This archive report was first published on 5 January 2022.

According to a recent report by Cytonn Research, the residential sector in Kenya recorded improved performance in FY'2021, with the average total returns increasing by 1.4% points to 6.1%, from 4.7% recorded in FY'2020.

The report highlights that rental yields averaged at 4.8%, a 0.1% drop from 4.9% recorded in FY'2020, indicating a reduced ability to raise rents due to a weak economy and constrained spending power.

Notably, Rongai emerged as the best-performing node, with a total average return of 8.8%, attributed to increased rental demand.

Detached units also recorded an improvement in performance, with average total returns to investors coming in at 5.6%, a 1.4% points y/y increase from the 4.2% recorded in FY'2020.

The upper mid-end segment was the best performer, with total returns at 6.0%, higher than the 5.8% and 4.9% recorded in the lower mid-end and high-end segments, respectively.
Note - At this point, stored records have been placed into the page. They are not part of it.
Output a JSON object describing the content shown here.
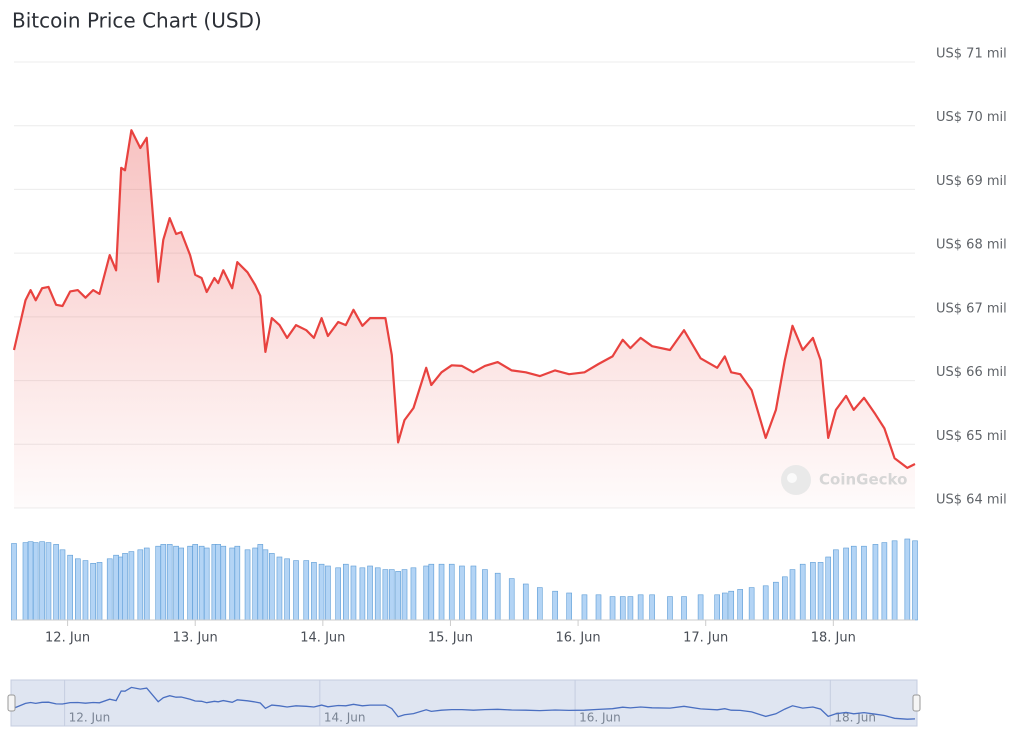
{
  "chart_data": {
    "type": "line",
    "title": "Bitcoin Price Chart (USD)",
    "watermark": "CoinGecko",
    "color": "#e8423f",
    "x": [
      11.58,
      11.67,
      11.71,
      11.75,
      11.8,
      11.85,
      11.91,
      11.96,
      12.02,
      12.08,
      12.14,
      12.2,
      12.25,
      12.33,
      12.38,
      12.42,
      12.45,
      12.5,
      12.57,
      12.62,
      12.71,
      12.75,
      12.8,
      12.85,
      12.89,
      12.96,
      13.0,
      13.05,
      13.09,
      13.15,
      13.18,
      13.22,
      13.29,
      13.33,
      13.41,
      13.47,
      13.51,
      13.55,
      13.6,
      13.66,
      13.72,
      13.79,
      13.87,
      13.93,
      13.99,
      14.04,
      14.12,
      14.18,
      14.24,
      14.31,
      14.37,
      14.43,
      14.49,
      14.54,
      14.59,
      14.64,
      14.71,
      14.81,
      14.85,
      14.93,
      15.01,
      15.09,
      15.18,
      15.27,
      15.37,
      15.48,
      15.59,
      15.7,
      15.82,
      15.93,
      16.05,
      16.16,
      16.27,
      16.35,
      16.41,
      16.49,
      16.58,
      16.72,
      16.83,
      16.96,
      17.09,
      17.15,
      17.2,
      17.27,
      17.36,
      17.47,
      17.55,
      17.62,
      17.68,
      17.76,
      17.84,
      17.9,
      17.96,
      18.02,
      18.1,
      18.16,
      18.24,
      18.33,
      18.4,
      18.48,
      18.58,
      18.64
    ],
    "values": [
      66.48,
      67.26,
      67.42,
      67.26,
      67.45,
      67.47,
      67.19,
      67.17,
      67.4,
      67.42,
      67.3,
      67.42,
      67.36,
      67.97,
      67.73,
      69.34,
      69.3,
      69.93,
      69.65,
      69.81,
      67.55,
      68.21,
      68.55,
      68.3,
      68.33,
      67.97,
      67.66,
      67.61,
      67.39,
      67.61,
      67.53,
      67.73,
      67.45,
      67.86,
      67.7,
      67.5,
      67.33,
      66.45,
      66.98,
      66.87,
      66.67,
      66.87,
      66.79,
      66.67,
      66.98,
      66.7,
      66.92,
      66.87,
      67.11,
      66.86,
      66.98,
      66.98,
      66.98,
      66.4,
      65.03,
      65.38,
      65.57,
      66.2,
      65.93,
      66.13,
      66.24,
      66.23,
      66.13,
      66.23,
      66.29,
      66.16,
      66.13,
      66.07,
      66.16,
      66.1,
      66.13,
      66.26,
      66.38,
      66.64,
      66.51,
      66.67,
      66.54,
      66.48,
      66.79,
      66.35,
      66.2,
      66.38,
      66.13,
      66.1,
      65.85,
      65.1,
      65.54,
      66.32,
      66.86,
      66.48,
      66.67,
      66.32,
      65.1,
      65.54,
      65.76,
      65.54,
      65.73,
      65.47,
      65.25,
      64.78,
      64.63,
      64.69
    ],
    "xlim": [
      11.58,
      18.64
    ],
    "xticks": [
      {
        "value": 12,
        "label": "12. Jun"
      },
      {
        "value": 13,
        "label": "13. Jun"
      },
      {
        "value": 14,
        "label": "14. Jun"
      },
      {
        "value": 15,
        "label": "15. Jun"
      },
      {
        "value": 16,
        "label": "16. Jun"
      },
      {
        "value": 17,
        "label": "17. Jun"
      },
      {
        "value": 18,
        "label": "18. Jun"
      }
    ],
    "ylim": [
      64,
      71
    ],
    "yticks": [
      {
        "value": 64,
        "label": "US$ 64 mil"
      },
      {
        "value": 65,
        "label": "US$ 65 mil"
      },
      {
        "value": 66,
        "label": "US$ 66 mil"
      },
      {
        "value": 67,
        "label": "US$ 67 mil"
      },
      {
        "value": 68,
        "label": "US$ 68 mil"
      },
      {
        "value": 69,
        "label": "US$ 69 mil"
      },
      {
        "value": 70,
        "label": "US$ 70 mil"
      },
      {
        "value": 71,
        "label": "US$ 71 mil"
      }
    ],
    "grid": true,
    "volume": {
      "color": "#b3d4f5",
      "edge": "#5b9bd5",
      "ylim": [
        0,
        100
      ],
      "values": [
        85,
        86,
        87,
        86,
        87,
        86,
        84,
        78,
        72,
        68,
        66,
        63,
        64,
        68,
        72,
        70,
        74,
        76,
        78,
        80,
        82,
        84,
        84,
        82,
        80,
        82,
        84,
        82,
        80,
        84,
        84,
        82,
        80,
        82,
        78,
        80,
        84,
        78,
        74,
        70,
        68,
        66,
        66,
        64,
        62,
        60,
        58,
        62,
        60,
        58,
        60,
        58,
        56,
        56,
        54,
        56,
        58,
        60,
        62,
        62,
        62,
        60,
        60,
        56,
        52,
        46,
        40,
        36,
        32,
        30,
        28,
        28,
        26,
        26,
        26,
        28,
        28,
        26,
        26,
        28,
        28,
        30,
        32,
        34,
        36,
        38,
        42,
        48,
        56,
        62,
        64,
        64,
        70,
        78,
        80,
        82,
        82,
        84,
        86,
        88,
        90,
        88
      ]
    }
  }
}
Infrastructure developments in Ruiru and Ngong contributed to their high performance, with average total returns of 8.2% and 8.0%, respectively.

Apartment performance also improved, with average total returns coming in at 6.7%, a 1.5% points y/y increase from the 5.2% recorded in FY'2020.

The lower mid-end satellite towns were the best performing segment, with an average total return of 7.3%, attributed to increased returns in major satellite town nodes with ongoing infrastructure developments.